A Parting Vision for America
When asked about his “parting wish” for America, Sasse’s answer connected his personal confrontation with mortality to what he sees as a national need. “I think we need to have more deliberation about our mortality and our finitude to therefore get back to wisdom about what living a life of gratitude looks like,” he said. It’s a characteristically thoughtful response from someone who has spent his career as both an academic and a public servant, but it’s also deeply personal—a distillation of what he’s learned from his own diagnosis and what he wishes more Americans understood before facing their own mortality.

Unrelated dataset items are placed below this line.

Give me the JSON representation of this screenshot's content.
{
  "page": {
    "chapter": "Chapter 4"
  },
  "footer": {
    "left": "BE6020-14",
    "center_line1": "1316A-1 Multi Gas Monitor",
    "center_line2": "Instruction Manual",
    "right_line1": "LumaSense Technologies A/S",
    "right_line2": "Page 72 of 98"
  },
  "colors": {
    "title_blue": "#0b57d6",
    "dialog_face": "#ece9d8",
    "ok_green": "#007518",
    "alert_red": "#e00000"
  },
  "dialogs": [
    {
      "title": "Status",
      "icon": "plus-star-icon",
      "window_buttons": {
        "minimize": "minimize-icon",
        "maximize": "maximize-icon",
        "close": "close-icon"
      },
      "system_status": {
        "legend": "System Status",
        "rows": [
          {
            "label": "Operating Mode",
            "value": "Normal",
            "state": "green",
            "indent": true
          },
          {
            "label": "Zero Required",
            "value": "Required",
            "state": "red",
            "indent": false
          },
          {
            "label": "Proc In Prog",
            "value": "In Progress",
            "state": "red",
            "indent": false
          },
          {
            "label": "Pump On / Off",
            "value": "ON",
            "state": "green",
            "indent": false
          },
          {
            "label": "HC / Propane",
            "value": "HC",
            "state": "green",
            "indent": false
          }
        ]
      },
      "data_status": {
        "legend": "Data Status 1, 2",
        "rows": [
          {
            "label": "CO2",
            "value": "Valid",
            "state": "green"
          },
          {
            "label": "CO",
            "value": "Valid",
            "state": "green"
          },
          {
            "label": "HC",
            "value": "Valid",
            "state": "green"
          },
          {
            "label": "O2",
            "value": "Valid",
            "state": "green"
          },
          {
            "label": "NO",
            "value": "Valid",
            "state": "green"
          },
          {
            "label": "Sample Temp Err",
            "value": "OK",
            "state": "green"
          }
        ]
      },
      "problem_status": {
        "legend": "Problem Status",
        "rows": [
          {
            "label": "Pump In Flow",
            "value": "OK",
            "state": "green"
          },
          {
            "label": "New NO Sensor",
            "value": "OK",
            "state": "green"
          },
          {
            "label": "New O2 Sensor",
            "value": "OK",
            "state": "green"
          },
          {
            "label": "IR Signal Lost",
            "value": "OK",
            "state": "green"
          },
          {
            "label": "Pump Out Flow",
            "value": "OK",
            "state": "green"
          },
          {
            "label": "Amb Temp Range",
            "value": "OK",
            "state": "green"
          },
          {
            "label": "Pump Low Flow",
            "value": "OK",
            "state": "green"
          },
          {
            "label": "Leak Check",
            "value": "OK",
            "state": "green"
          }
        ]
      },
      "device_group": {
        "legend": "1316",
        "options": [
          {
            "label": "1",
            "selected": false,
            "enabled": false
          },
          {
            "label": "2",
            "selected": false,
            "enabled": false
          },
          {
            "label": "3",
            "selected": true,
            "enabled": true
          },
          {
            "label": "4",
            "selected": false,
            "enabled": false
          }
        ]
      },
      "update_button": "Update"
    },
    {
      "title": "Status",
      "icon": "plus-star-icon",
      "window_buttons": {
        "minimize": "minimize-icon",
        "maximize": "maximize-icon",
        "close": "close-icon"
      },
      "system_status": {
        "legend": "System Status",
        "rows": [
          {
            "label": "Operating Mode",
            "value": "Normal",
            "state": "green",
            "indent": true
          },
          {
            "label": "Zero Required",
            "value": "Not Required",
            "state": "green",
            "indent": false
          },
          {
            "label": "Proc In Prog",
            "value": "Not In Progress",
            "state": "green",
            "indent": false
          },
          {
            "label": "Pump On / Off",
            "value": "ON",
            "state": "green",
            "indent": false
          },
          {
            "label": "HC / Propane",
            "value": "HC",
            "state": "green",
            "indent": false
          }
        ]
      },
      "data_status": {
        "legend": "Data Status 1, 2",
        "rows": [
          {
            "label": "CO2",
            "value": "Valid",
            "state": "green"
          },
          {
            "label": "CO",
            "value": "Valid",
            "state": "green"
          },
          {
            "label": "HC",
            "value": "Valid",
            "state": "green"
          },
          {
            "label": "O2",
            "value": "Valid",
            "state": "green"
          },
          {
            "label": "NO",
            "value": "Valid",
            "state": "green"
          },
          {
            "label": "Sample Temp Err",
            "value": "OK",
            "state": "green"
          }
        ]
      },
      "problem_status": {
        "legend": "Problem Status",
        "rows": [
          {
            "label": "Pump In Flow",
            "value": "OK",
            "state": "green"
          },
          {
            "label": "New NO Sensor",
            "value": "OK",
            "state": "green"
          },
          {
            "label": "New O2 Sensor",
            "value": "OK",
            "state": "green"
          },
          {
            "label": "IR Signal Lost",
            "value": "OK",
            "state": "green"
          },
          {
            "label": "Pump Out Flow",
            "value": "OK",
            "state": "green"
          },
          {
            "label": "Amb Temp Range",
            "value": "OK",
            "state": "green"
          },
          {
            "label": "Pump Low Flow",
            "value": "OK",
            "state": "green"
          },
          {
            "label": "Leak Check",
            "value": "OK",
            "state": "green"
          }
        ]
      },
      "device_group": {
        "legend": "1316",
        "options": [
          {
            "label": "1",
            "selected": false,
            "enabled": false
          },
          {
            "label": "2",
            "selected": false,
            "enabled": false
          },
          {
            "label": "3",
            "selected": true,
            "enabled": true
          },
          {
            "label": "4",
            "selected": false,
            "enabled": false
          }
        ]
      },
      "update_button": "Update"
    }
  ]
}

His prescription for the country is remarkably simple and profoundly countercultural in our hyperconnected, distracted age: “I’d like a lot more dinner tables to turn off the devices, put them out of the room, pour a big glass of wine, break bread together, and wrestle with some really grand questions about what you’re building for your family and your next generation.” This vision of families gathering without the intrusion of technology, engaging in serious conversations about values and legacy and the future, stands in stark contrast to the shallow, reactive, tribalistic politics Sasse criticizes. It’s a call to recover what he sees as the foundational “little platoons” of civil society—the intimate connections and local communities that make democracy possible and life meaningful.
Sasse’s message, delivered from the perspective of someone living on borrowed time, challenges both our politics and our personal priorities. He’s arguing that Congress needs to think bigger and longer-term, particularly about transformative challenges like artificial intelligence that will reshape society. He’s advocating for medical reforms that would give more patients access to experimental treatments that could extend their lives. But more fundamentally, he’s calling for a cultural shift—away from the performative tribalism of social media and partisan combat, and toward the deliberative, humble, community-centered approach he believes republics require to survive. Whether America will heed this call remains uncertain, and Sasse himself admits the odds of the republic thriving in 2040, 2050, or 2060 aren’t as favorable as he’d like. But having faced his own mortality with remarkable honesty and grace, he’s determined to spend whatever time remains sounding the alarm and pointing toward what he believes could be a better path forward—not just for politics, but for how we live our lives and what we pass on to the next generation.